Sheffield lads ditch the anoraks for leather jackets and make their most seductive record.

AM is the sound of Arctic Monkeys finally becoming the band they always seemed destined to be. Gone are the breathless, wordy narratives of their debut. Gone is the desert-rock experimentation of Humbug. In their place is a sleek, swaggering rock record built on a foundation of hip-hop drum loops, Black Sabbath riffs, and falsetto harmonies that owe more to R&B than to anything happening in British guitar music.

The production is immaculate. Josh Homme's fingerprints from the Humbug sessions are still visible, but producer James Ford has smoothed the edges into something that gleams like polished chrome. The guitar tone Alex Turner and Jamie Cook achieve throughout — that crunchy, mid-heavy crunch on "R U Mine?" and "Arabella" — sits in a sweet spot between Queens of the Stone Age heaviness and vintage Motown clarity. When the riff from "Do I Wanna Know?" drops, with its descending chromatic figure doubled by the bass, it is one of the most physically satisfying sounds in modern rock.

Turner's lyrical persona has matured considerably. He has traded the observational wit of the early records for something more interior and more vulnerable. "No. 1 Party Anthem" finds him crooning over a slow waltz, his voice dripping with the kind of weary romanticism that would not sound out of place on a Scott Walker record. "Knee Socks" builds its verses on a falsetto so delicate it sounds like it might shatter at any moment, before the chorus crashes in with a riff that could fill stadiums.

The rhythm section work is quietly revolutionary.

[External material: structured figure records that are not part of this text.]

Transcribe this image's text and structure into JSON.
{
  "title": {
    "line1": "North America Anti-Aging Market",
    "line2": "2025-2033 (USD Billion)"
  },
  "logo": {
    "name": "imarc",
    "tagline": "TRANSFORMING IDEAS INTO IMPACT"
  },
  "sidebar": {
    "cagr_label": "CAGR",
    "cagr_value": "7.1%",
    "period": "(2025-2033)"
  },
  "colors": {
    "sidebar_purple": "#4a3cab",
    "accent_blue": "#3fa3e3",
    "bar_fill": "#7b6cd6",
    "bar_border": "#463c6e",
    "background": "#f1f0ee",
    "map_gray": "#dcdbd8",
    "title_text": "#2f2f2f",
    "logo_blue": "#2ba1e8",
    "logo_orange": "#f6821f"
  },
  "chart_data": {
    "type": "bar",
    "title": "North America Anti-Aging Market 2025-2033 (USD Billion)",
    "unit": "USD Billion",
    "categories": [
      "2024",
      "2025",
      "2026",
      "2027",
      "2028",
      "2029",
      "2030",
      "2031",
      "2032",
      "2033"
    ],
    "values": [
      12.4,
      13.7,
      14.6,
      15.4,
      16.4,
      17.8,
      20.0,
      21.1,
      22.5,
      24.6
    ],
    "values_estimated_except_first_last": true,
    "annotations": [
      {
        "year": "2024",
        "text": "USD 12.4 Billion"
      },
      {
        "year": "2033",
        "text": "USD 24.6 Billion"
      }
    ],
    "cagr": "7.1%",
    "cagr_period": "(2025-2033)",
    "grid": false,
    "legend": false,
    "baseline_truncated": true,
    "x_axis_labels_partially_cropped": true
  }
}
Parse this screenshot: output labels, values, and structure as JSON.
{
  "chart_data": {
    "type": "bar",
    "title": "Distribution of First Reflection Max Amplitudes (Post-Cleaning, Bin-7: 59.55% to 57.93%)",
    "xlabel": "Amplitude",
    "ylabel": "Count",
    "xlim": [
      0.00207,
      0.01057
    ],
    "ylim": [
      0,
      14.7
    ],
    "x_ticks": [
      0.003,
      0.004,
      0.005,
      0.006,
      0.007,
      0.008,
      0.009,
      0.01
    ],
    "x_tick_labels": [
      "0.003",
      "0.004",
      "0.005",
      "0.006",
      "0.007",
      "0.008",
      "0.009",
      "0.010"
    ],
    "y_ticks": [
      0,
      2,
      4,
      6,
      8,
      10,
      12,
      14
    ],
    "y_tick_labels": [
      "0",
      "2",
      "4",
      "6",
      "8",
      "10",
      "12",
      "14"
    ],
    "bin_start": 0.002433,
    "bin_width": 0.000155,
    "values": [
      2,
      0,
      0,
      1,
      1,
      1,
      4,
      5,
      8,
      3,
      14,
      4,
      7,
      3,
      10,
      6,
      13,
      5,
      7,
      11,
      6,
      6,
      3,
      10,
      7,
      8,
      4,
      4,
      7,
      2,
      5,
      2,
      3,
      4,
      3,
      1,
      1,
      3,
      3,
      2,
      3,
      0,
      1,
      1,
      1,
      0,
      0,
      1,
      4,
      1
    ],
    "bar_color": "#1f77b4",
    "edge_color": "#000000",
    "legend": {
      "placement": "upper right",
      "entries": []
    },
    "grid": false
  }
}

Matt Helders has always been one of the most technically gifted drummers in indie rock, but here he shows remarkable restraint, often anchoring songs with hip-hop-influenced patterns rather than the frenetic fills of earlier records. Nick O'Malley's bass lines provide the melodic counterpoint that gives tracks like "Why'd You Only Call Me When You're High?" their nocturnal momentum.

If there is a criticism, it is that the album's second half loses some steam. "Mad Sounds" and "I Want It All" are pleasant enough but lack the kinetic energy of the record's first half. Still, when a band reinvents itself this convincingly, minor inconsistencies are easily forgiven. AM is a statement of intent from a band that refuses to stand still.